Students using Kaplan University's e-Learning Lab in Hagerstown, Md., to take online courses Photograph by Katherine Frey/The Washington Post via Getty Images

Washington Post shareholders seem keen on the $250 million sale of the company’s namesake newspaper—the stock surged by almost 7 percent on the news. But the motley collection of assets left behind after the deal with Amazon.com’s Jeff Bezos—namely, the Kaplan higher-education business, a cable company, and a few TV stations and smaller publications—aren’t nearly as attractive as they once were.

The remainders certainly aren’t as lucrative as the package of movie and TV properties that 21st Century Fox shareholders kept in in June, when the old News Corp. finally chiseled off the Wall Street Journal, Dow Jones, and the rest of its journalism empire into a separate company, a split long sought by investors. Most of what will be left of the Washington Post will be driven by Kaplan, a for-profit education business facing a period in which the government is increasingly skeptical of the for-profit model and increasingly aggressive about trying to steer students away. In addition to the eponymous test-prep center, Kaplan runs a predominantly online university, a Web-only law school, and KHE Campuses, which offers select classes at 59 different schools.

All the offerings are hugely dependent on federal student loans—so-called Title IV funds account for 40 percent of Kaplan revenue of late. In July 2011, the government made it much harder for schools to stay eligible for that money. Under an extensive new set of rules, outfits such as Kaplan were required to instate attendance requirements, proof of high school graduation, and proof of academic progress, among other things.
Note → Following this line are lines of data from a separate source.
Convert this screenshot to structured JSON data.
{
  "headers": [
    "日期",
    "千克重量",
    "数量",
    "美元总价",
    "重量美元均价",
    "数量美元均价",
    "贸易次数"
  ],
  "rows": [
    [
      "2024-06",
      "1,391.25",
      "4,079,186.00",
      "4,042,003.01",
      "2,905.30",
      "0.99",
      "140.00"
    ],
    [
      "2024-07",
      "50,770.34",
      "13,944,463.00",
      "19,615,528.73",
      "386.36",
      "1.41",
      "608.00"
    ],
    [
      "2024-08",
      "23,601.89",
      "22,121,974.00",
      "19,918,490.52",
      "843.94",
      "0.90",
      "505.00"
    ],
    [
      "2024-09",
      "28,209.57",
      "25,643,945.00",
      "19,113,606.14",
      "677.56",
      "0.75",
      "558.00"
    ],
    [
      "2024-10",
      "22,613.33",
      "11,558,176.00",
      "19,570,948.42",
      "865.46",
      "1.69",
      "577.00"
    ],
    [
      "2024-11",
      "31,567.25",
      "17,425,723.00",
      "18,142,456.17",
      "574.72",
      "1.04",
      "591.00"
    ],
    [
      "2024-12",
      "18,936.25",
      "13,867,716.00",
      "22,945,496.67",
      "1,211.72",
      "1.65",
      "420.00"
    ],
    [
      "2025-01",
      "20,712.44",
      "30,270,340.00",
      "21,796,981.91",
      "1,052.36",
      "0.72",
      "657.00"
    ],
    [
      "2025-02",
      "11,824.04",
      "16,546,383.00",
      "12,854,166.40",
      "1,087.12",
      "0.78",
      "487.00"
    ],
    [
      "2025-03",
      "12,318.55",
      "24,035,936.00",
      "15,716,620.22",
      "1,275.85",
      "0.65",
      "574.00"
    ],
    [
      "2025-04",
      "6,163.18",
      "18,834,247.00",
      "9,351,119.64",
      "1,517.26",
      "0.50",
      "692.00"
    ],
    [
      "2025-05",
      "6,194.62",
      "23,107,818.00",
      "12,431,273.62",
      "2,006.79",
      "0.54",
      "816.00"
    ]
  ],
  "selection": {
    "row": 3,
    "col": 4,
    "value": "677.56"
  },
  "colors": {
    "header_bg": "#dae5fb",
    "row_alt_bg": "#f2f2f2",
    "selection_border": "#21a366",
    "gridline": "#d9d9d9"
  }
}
Expecting the change, Kaplan had prepared for tougher times a few months earlier by letting students take several weeks of classes for free. That change meant the newcomers didn’t become official students until it was clear whether they could hack it. Apparently a lot of them couldn’t, because the try-before-you-buy program led to a significant decline in enrollment and retention.

Last year, Washington Post’s student body fell by 12 percent to 65,470, according to SEC filings. Not surprisingly, Kaplan revenue declined by 8.7 percent, to $2.2 billion and the unit swung to a $105 million operating loss, as the Post was forced to take a $112 million write-down of goodwill on its education properties. Such numbers make even the long-suffering, fish-wrap newspaper business look somewhat decent.

Granted, the rest of the grab-bag Bezos will leave at the Post isn’t nearly as bad. Cable One, which serves about 600,000 video subscribers in 19 states, is fairly stable. Last year, it churned out a 20 percent operating profit on $787 million in revenue, though its customer base shrank slightly. And the Post’s handful of TV stations—three in Florida, two in Texas, and one in Detroit—practically print money. They booked $192 million in operating profit last year on $400 million in revenue.

Meanwhile, the company continues to act like a public-equity firm, buying stakes in an at-home health-care company and an outfit that makes industrial parts for power plants—all part of its “decentralized operating philosophy.” Maybe it will stumble into an early stake in the next Amazon.